Wie viel wir noch in der Thierkunde zu lernen haben, beweiſt ſchlagend einer unſer verbreitetſten und gemeinſten Flußfiſche, der Aal. Seit Ariſtoteles Zeiten zerbrach man ſich den Kopf über ſeine Fortpflanzung, und noch heutigentags hat dieſe Frage nicht vollſtändig gelöſt werden können. „Die Hochgelehrten“, ſagt Geßner, „ſo von dem herkommen vnd vrſprung dieſer Thier geſchrieben haben, bringen dreyerlei Geſtalt herein. Die erſte aus ſchleimiger feuchte der Erden, ſollen alſo von jn ſelbs erwachſen, gleich etlichen andern Waſſerthieren. Die ander, nemlich ſie reiben ſich mit jren bäuchen zuſammen, oder jre Bäuch an den ſand, von welchen ein ſchleim herab falle, als dann in die geſtalt ſolcher Thier verwandelt werde, haben auch kein vnderſcheid jres geſchlechts Männlins vnd Weiblins. Die dritte mehrung oder ſchöpffung ſol geſchehen nach der Art vnd Natur anderer fiſch, nemlich durch die Eyer, auch dz ſolche von den Alten lebendig geboren werden, dann alſo ſollen etliche in dem teutſchen Landt gefangen vnd geſehen worden ſeyn, welche in jrem Bauch viel der jungen ſollen gehabt haben, in der gröſſe eines Fadens, vnd als die Alten getödt, ſollen derſelbigen eine groſſe zahl heraußkrochen ſeyn. Es ſagen auch vnſere Fiſcher ſolches für ein gantze warheit, daß ſolche Thier lebendige junge geberen, zu jeder zeit deß Jars, welcher etliche gar hart zu drey zwerch Finger kommen mit jrer lenge.“ Zu dieſer dreifachen Meinung der Hochgelehrten ſind ſpäter noch andere gekommen. So hat man geglaubt, daß Pferdehaare, welche ins Waſſer geworfen würden, nach und nach aufſchwellen und junge Aale hervorbringen ſollten und Aehnliches mehr. Ein gewiſſer Helmont denkt ſich die Entſtehung der Aale noch hübſcher aus. „Schneidet“, ſagt er, „zwei mit Maithau benäßte Raſenſtücke aus, legt eines auf das andere, die begraſten Seiten einwärts, gebt ſie der Sonnenhitze preis, und in wenigen Stunden wird eine große Anzahl junger Aale erzeugt worden ſein.“
Selbſtverſtändlich belächeln wir heutzutag derartige Sagen. Der Glaube der Forſcher iſt, wie Gegner der Naturwiſſenſchaft mit Bedauern oder Jngrimm zugeſtehen und verkünden, ſehr ſchwach, und jede Sage, welche von unnatürlicher Zeugung eines thieriſchen Weſens Kunde geben will, wird von jenen einfach verworfen.
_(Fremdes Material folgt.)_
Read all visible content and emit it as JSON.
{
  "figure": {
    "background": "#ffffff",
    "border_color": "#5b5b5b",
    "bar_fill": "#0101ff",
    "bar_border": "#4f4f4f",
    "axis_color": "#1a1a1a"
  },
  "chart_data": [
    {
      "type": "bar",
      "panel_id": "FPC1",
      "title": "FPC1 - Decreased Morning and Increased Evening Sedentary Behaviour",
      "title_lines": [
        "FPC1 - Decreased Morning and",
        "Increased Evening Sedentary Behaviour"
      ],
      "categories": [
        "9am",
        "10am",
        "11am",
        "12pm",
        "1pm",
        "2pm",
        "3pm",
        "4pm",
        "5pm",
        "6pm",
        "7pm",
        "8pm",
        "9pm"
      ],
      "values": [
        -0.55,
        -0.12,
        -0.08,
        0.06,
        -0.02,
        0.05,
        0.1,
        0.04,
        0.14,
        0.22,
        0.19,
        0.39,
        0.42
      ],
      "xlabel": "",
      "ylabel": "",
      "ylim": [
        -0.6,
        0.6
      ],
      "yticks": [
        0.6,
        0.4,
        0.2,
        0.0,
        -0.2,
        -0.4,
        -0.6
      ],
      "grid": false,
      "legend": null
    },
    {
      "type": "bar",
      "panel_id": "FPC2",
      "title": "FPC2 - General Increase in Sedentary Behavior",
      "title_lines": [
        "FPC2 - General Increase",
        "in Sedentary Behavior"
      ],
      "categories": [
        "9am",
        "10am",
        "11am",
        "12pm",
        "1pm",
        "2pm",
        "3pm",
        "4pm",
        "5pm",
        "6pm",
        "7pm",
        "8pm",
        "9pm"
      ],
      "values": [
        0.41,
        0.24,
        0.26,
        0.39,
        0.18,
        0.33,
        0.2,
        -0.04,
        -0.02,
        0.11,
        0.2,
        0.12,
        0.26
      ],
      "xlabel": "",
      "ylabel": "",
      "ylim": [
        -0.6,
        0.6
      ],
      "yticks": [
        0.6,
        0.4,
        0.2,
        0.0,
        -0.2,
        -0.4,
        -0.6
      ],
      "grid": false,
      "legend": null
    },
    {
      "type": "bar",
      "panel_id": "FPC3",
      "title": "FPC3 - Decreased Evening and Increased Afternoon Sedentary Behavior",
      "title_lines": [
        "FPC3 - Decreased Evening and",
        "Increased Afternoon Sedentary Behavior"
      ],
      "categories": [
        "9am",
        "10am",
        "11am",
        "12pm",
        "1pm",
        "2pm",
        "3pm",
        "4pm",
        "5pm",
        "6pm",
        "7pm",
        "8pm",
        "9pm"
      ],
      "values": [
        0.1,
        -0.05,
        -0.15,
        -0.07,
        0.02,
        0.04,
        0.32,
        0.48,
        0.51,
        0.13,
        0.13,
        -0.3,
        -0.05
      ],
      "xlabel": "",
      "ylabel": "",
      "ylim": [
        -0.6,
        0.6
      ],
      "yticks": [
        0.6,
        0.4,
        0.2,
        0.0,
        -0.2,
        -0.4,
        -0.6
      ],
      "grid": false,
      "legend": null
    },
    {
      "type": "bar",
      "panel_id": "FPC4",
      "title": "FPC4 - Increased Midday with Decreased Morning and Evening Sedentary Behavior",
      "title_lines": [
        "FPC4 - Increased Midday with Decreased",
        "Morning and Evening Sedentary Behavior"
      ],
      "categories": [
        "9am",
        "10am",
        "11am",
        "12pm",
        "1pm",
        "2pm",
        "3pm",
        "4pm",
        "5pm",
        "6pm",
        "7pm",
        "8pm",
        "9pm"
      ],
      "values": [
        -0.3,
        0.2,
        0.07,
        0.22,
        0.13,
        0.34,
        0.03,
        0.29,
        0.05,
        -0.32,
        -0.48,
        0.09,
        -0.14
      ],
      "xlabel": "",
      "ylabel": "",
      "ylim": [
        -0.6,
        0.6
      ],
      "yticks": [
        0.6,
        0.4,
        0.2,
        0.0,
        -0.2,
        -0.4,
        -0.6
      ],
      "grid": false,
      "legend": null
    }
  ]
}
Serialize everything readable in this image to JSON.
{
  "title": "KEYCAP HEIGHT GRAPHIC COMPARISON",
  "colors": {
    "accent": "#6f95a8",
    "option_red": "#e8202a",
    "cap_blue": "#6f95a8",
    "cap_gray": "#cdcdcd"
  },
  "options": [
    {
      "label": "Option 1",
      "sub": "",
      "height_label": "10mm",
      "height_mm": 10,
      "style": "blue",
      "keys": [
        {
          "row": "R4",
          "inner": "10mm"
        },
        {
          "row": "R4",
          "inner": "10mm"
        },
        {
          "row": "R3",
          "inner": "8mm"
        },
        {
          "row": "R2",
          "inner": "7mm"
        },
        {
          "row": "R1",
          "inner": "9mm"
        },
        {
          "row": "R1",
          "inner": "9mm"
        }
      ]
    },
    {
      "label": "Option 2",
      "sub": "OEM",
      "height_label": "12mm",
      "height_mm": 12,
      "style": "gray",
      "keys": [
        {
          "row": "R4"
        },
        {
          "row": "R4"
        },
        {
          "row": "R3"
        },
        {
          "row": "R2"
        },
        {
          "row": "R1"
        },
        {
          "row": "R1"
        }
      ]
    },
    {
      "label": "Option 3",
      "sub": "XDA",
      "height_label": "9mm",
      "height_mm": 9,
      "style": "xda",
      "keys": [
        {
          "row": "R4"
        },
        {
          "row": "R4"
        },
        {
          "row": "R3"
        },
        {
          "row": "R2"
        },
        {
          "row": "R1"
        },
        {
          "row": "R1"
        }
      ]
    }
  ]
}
Was nun die Aale im Beſonderen anlangt, ſo wiſſen wir allerdings noch nicht, wie ſie ſich fortpflanzen, weil wir über eine Begattung beider Geſchlechter oder, was in unſerem Falle faſt Daſſelbe ſagen will, eine Beſamung ihrer Eier und die Entwicklung derſelben außerhalb des Leibes der Mutter noch keine Beobachtungen anſtellen konnten; wohl aber wiſſen wir ſoviel, daß auch ſie Eier legen, und dürfen getroſt annehmen, daß ihre Erzeugung ſich von der vieler anderer Fiſche wenig oder nicht unterſcheiden wird. Und ſo beweiſt uns gerade der Aal wiederum den ſtetigen und unaufhaltſamen Fortſchritt der Naturwiſſenſchaft, und gibt auch er uns eine neue Bekräftigung, daß vor dieſer Wiſſenſchaft noch andere Sagen ſchwinden werden, an welche ſich bis zum heutigen Tage ein Theil der Menſchheit klammert, geleitet und beeinflußt von Denen, welche behufs ihrer Selbſterhaltung genöthigt ſind, den Wahn in den Köpfen der Urtheilsloſen zu ſtärken oder doch zu bewahren.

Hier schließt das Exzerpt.